Так мы беседуем о главном в жизни: о любви, смерти, боли, безысходности. Если великие писатели об этом писали, то и мы с папой можем об этом поговорить. Решив ничего не рассказывать о Сигурде, я чувствую облегчение: я ведь так благородно поступила. Смеюсь, слушая папины рассуждения, шучу с ним: да уж, непросто потом выбираться из мрака; вот тогда-то и вспоминают о нас, психологах. Он рассказывает о своей книге; я слушаю, откинувшись на спинку кресла. От камина веет теплом. Я чуть ли не физически ощущаю вкус какао тех времен, когда папа удостаивал меня недолгой аудиенции; закрываю глаза и наслаждаюсь мгновением полного покоя.
По пути к метро меня настигает мысль, что я еще пожалею об этом. Ведь теперь мне придется рассказать ему о случившемся в другой раз.
Возвращаясь, издали вижу наш дом на Конгле-вейен, пристроившийся на вершине склона. Облачно, уже стемнело. Перед домом стоит машина полиции, а в саду попой кверху маячит женщина в полицейской форме.
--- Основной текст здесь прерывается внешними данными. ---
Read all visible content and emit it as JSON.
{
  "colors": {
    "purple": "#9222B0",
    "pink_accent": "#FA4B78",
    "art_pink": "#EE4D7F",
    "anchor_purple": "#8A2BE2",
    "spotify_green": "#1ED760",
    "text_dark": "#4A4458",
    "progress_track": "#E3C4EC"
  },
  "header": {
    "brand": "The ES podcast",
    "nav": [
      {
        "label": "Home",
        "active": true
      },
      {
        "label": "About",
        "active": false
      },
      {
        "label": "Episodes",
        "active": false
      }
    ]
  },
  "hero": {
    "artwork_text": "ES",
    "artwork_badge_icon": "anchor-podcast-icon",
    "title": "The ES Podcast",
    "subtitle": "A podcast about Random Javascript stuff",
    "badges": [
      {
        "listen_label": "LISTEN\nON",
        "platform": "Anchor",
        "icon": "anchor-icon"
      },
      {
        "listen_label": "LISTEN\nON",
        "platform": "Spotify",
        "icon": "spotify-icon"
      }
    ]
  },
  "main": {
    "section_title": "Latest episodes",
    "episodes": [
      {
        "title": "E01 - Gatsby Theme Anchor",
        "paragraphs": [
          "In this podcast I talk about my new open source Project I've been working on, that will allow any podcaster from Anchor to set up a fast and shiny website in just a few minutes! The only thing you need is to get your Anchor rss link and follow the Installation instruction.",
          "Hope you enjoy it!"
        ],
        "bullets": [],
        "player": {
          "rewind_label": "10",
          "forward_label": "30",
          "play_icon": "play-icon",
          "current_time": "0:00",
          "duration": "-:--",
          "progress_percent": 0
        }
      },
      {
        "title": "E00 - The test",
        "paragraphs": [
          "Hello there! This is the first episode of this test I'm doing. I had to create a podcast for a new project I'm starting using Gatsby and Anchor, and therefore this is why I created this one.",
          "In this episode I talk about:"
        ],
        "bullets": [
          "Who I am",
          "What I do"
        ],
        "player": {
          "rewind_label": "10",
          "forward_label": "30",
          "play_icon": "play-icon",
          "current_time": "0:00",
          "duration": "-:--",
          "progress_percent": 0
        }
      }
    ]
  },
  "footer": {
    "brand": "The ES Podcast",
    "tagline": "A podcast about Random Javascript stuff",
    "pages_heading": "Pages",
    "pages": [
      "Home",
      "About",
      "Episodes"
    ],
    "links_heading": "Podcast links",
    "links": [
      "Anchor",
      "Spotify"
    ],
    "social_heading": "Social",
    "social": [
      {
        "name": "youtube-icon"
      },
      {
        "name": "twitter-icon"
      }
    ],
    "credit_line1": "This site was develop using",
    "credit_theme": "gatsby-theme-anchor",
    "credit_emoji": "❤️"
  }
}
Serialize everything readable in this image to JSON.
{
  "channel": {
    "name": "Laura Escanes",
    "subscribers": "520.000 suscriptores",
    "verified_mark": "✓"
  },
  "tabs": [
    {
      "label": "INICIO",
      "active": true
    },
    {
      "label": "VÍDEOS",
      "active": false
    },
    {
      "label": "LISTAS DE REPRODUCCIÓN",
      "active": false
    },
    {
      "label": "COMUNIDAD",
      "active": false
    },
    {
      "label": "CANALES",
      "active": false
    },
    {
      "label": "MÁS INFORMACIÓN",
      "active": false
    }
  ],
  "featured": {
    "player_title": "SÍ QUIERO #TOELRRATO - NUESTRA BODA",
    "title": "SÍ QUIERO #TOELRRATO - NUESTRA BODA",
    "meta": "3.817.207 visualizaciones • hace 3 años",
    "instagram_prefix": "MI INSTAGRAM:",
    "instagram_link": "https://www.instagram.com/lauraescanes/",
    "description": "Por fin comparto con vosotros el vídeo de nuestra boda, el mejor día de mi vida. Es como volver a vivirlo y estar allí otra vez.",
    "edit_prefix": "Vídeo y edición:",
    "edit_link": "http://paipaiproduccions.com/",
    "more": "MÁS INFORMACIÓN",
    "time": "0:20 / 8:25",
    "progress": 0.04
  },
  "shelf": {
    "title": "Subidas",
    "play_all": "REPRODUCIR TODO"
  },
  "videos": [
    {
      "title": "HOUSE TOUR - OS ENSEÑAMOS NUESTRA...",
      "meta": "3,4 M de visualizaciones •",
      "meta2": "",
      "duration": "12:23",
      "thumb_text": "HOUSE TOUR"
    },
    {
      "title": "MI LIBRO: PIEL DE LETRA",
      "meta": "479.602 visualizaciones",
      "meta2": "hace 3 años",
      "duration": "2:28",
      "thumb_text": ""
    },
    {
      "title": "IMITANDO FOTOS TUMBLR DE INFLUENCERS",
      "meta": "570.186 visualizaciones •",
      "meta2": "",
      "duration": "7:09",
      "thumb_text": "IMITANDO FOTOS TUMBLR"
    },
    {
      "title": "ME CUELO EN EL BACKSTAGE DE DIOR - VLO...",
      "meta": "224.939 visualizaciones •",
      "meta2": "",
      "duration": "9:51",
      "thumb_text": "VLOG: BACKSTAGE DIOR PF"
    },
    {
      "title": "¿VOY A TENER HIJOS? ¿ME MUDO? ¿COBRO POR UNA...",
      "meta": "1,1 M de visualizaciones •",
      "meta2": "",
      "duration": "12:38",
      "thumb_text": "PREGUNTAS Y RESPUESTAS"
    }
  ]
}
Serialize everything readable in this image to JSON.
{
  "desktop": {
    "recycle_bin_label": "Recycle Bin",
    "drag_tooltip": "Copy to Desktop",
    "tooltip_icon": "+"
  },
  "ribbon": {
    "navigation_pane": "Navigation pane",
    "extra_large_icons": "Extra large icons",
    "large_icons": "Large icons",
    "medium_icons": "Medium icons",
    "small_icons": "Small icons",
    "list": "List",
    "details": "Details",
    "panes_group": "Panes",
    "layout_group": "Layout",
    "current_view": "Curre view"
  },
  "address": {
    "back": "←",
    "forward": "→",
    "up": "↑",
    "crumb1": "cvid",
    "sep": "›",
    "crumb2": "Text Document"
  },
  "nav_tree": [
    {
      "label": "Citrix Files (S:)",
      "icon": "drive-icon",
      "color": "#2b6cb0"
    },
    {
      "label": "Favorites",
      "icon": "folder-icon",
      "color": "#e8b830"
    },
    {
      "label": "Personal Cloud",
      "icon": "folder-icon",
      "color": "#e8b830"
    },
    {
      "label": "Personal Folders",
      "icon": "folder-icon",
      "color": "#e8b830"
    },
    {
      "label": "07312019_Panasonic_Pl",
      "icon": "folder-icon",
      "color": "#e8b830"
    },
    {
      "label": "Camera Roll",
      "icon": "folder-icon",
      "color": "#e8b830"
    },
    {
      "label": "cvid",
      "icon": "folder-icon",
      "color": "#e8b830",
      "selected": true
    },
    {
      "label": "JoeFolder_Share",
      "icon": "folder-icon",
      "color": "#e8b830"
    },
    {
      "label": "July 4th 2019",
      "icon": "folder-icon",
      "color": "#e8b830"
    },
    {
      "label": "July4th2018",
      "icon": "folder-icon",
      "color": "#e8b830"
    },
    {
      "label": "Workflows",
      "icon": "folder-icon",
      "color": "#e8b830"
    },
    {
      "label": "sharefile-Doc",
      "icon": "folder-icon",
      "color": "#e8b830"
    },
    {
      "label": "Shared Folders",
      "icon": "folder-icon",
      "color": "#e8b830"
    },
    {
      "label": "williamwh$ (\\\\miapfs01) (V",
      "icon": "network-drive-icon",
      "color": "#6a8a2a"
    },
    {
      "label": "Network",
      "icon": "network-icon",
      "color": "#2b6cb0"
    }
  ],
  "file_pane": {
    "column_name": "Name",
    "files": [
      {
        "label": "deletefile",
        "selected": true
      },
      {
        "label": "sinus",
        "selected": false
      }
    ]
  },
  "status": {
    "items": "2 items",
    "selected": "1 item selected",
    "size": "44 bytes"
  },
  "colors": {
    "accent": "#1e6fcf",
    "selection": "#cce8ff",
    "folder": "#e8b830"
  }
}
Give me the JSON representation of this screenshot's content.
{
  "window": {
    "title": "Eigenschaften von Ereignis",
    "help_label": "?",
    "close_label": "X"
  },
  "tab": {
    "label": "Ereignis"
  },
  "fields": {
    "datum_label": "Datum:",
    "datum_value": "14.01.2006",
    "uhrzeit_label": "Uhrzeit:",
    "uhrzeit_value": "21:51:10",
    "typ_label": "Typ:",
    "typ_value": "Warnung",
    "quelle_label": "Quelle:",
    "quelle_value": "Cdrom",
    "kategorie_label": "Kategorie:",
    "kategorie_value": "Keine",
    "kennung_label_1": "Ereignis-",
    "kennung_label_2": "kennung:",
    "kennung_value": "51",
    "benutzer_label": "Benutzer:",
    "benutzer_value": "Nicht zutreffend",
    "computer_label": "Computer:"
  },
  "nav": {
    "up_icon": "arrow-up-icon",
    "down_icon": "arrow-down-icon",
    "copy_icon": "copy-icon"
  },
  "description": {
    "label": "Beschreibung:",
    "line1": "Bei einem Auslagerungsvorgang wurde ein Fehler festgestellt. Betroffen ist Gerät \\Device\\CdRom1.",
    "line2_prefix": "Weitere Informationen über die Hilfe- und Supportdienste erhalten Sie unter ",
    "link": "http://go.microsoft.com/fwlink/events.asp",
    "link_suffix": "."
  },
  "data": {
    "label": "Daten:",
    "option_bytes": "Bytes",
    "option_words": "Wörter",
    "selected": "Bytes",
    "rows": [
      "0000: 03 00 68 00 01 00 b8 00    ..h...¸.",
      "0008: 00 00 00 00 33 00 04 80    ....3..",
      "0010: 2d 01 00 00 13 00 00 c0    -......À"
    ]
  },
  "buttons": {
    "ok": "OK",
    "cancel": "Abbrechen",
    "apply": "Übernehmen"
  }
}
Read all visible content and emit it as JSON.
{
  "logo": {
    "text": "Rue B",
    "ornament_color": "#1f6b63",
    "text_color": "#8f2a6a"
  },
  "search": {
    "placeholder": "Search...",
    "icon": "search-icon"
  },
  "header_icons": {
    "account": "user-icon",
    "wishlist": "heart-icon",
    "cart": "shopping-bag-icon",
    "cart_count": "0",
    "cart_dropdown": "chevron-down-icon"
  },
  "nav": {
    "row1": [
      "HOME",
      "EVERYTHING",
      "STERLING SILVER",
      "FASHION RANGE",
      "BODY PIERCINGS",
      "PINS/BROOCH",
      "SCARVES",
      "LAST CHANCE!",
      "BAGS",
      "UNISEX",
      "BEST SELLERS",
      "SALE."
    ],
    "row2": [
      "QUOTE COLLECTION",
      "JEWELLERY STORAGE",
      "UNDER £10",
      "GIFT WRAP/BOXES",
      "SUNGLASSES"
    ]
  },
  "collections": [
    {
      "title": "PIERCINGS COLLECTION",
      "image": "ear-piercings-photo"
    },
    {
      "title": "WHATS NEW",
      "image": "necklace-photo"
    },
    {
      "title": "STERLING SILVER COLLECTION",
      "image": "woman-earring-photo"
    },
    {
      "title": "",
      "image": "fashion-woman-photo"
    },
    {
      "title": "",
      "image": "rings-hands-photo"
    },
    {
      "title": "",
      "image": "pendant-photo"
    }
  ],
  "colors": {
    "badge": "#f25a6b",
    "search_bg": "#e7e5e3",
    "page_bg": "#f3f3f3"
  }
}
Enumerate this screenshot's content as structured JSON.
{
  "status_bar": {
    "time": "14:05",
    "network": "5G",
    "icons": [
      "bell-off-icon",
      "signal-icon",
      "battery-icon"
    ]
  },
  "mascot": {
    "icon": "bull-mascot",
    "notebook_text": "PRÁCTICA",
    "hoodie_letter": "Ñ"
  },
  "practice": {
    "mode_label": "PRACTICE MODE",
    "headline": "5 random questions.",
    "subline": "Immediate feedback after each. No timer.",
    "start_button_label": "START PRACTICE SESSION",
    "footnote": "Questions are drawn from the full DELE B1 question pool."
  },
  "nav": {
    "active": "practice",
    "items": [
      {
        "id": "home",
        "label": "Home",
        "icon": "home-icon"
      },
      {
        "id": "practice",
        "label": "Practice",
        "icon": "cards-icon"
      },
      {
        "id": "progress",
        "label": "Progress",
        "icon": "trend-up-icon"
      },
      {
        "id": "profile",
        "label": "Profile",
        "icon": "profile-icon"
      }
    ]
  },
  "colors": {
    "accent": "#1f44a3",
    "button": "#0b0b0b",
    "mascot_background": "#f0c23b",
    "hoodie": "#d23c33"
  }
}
Услышав мои шаги по гравию, она оборачивается, и я узнаю Фредли, рыжую северянку, которая присутствовала на первой встрече с Гюндерсеном в моем кабинете. Я машу ей рукой, она машет мне в ответ.
Вхожу на кухню, и как-то разом на меня наваливается усталость. Сегодня ночью почти не спала после трех. Я вообще очень плохо сплю с того времени, как пропал Сигурд. Какой уж тут сон, если дома я не чувствую себя в безопасности…
Зато теперь у дома стоит машина полиции. И Фредли в саду. Безопасность так безопасность. В спальню я поднимаюсь словно в трансе, вваливаюсь в комнату и падаю на кровать, на одеяло Сигурда.
Конкурс носил название «Новые горизонты», а задание состояло в том, чтобы спроектировать новый дом культуры для поселка на западе страны. Муниципалитет выделил кучу денег, предоставив участникам полную творческую свободу, и Сигурд, только что выпустившийся, безработный и голодный, ухватился за такую возможность. Вся наша квартира была завалена эскизами; Сигурд до ночи не выходил из гостевой комнаты, сновал челноком между компьютером и кульманом.
— Большие площади, — говорил он. — Открытые пространства, вид из окна.
— Как здорово, — говорила я.
Шли дни и ночи, появлялись новые идеи. Я возвращалась с работы по улице Фугта на Турсхове. Вошла в подъезд, поднялась на площадку купленной нами квартиры, отперла дверь. Внутри было надышано, пахло остывшим кофе.
— Сигурд! — крикнула я.
Он вышел ко мне с сияющими глазами и сказал:
— Залы для совещаний. Площадка для обучающих игр и рекреации, пространство для общения.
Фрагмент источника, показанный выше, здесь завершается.